Search code examples
rdatasetstackexchange

Understanding R syntax in this example


Finding Peak in a dataset - using R

Hi

I saw this thread on stackexchange. I am not an R programmer (yet). But I would like to implement in the C. But being not familiar with R syntax, I am not able to understand the code. I know its creating arrays such as y.max and i.max but I am not sure the operations done and how its manipulating the arrays. Here are the four lines I am particularly interested in.

  y.max <- rollapply(zoo(y.smooth), 2*w+1, max, align="center")
  delta <- y.max - y.smooth[-c(1:w, n+1-1:w)]
  i.max <- which(delta <= 0) + w
  list(x=x[i.max], i=i.max, y.hat=y.smooth)

Some pointers to understanding these particular syntax will be helpful.


Solution

  • Here is a translation of that code. R often uses nested function calls that can be hard to understand if you don't know what each function does. To help with this, I separated some lines into multiple lines and stored the results in new variables.

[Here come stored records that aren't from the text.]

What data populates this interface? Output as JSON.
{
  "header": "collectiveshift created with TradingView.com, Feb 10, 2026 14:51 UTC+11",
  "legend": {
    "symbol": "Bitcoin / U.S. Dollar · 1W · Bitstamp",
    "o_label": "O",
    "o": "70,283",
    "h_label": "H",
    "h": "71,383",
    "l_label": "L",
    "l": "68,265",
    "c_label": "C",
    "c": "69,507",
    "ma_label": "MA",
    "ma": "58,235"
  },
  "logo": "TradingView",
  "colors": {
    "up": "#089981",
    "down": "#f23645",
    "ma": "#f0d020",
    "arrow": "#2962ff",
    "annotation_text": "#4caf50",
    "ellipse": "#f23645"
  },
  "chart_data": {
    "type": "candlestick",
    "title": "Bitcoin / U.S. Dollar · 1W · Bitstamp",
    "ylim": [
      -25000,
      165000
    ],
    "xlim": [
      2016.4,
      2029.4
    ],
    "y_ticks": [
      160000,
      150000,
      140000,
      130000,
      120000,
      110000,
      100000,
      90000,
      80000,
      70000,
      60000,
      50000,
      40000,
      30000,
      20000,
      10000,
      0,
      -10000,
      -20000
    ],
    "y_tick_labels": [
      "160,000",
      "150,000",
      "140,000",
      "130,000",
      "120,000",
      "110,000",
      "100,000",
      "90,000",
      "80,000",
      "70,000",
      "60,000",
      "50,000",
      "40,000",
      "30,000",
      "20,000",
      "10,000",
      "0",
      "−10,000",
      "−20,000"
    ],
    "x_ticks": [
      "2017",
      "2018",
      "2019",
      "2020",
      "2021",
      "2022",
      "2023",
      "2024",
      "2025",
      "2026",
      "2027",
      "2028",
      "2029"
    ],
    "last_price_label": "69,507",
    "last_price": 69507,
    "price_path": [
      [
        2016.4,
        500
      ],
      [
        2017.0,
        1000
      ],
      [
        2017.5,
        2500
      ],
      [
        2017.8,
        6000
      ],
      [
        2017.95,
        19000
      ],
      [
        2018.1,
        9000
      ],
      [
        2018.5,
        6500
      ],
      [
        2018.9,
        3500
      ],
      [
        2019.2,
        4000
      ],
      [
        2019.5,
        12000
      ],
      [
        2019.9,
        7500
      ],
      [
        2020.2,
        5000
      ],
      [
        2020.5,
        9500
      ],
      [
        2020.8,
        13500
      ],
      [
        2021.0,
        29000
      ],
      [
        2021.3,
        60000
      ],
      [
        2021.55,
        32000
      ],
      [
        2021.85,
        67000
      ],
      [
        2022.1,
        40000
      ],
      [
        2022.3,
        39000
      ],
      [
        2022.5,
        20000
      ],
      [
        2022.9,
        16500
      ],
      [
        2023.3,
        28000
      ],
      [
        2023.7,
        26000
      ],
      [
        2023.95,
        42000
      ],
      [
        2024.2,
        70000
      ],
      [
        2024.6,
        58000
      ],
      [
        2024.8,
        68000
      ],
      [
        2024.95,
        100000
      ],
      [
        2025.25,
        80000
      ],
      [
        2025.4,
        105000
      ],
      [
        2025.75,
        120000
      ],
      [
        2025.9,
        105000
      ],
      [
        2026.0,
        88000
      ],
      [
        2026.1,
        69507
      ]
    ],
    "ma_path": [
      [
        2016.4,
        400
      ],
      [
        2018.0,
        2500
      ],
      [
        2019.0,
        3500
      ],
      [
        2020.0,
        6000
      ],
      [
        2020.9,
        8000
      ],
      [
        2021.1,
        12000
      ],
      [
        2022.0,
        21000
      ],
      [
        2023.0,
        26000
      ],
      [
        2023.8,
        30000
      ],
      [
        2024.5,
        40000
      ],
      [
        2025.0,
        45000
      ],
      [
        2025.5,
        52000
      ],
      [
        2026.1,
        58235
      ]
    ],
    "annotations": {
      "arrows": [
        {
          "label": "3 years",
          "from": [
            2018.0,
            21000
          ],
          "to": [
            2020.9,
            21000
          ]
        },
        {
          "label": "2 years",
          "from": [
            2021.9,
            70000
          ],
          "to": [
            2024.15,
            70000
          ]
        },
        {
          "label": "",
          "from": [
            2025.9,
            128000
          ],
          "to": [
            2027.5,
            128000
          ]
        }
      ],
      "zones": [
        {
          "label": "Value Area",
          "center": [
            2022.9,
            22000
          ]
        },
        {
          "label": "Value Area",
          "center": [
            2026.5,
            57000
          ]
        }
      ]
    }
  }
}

    # convert y.smooth to a zoo (time series) object
    zoo_y.smooth <- zoo(y.smooth)
    
    # divide the data into rolling windows of width 2*w+1
    # get the max of each window
    # align = "center" makes the indices of y.max be aligned to the center
    # of the windows
    y.max <- rollapply(zoo_y.smooth, 
                       width = 2*w+1, 
                       FUN = max, 
                       align="center")
    

    R subsetting can be very terse. c(1:w, n+1-1:w) creates a vector of numbers called toExclude. Passing that vector with the - to the subsetting operator [] selects all element of y.smooth except for those at the indices specified in toExclude. Omitting the - would do the opposite.

    # select all of the elements of y.smooth except 1 to w and n+1-1 to w
    toExclude <- c(1:w, n+1-1:w)
    subset_y.smooth <- y.smooth[-toExclude]
    
    # element-wise subtraction
    delta <- y.max - subset_y.smooth
    
    # logical vector the same length of delta indicating which elements
    # are less than or equal to 0
    nonPositiveDelta <- delta <= 0
    

    So nonPositiveDelta is a vector like TRUE FALSE FALSE... with an element for each element of delta, indicating which elements of delta are non-positive.

    # vector containing the index of each element of delta that's <= 0
    indicesOfNonPositiveDeltas <- which(nonPositiveDelta)
    

    indicesOfNonPositiveDeltas, on the other hand, is a vector like 1, 3, 4, 5, 8 containing the index of every element of the previous vector that was TRUE.

    # indices plus w
    i.max <- indicesOfNonPositiveDeltas + w
    

    Finally, the results are stored in a list. A list is sort of like an array of arrays, where each element of the list can itself be another list or any other type. In this case, each element of the list is a vector.

    # create a three element list 
    # each element is named, with the name to the left of the equal sign
    list(
      x=x[i.max], # the elements of x at indices specified by i.max
      i=i.max, # the indices of i.max
      y.hat=y.smooth) # the y.smooth data
    

    Without seeing the rest of the code or a description of what it's supposed to be doing, I had to guess a bit, but hopefully this helps you out.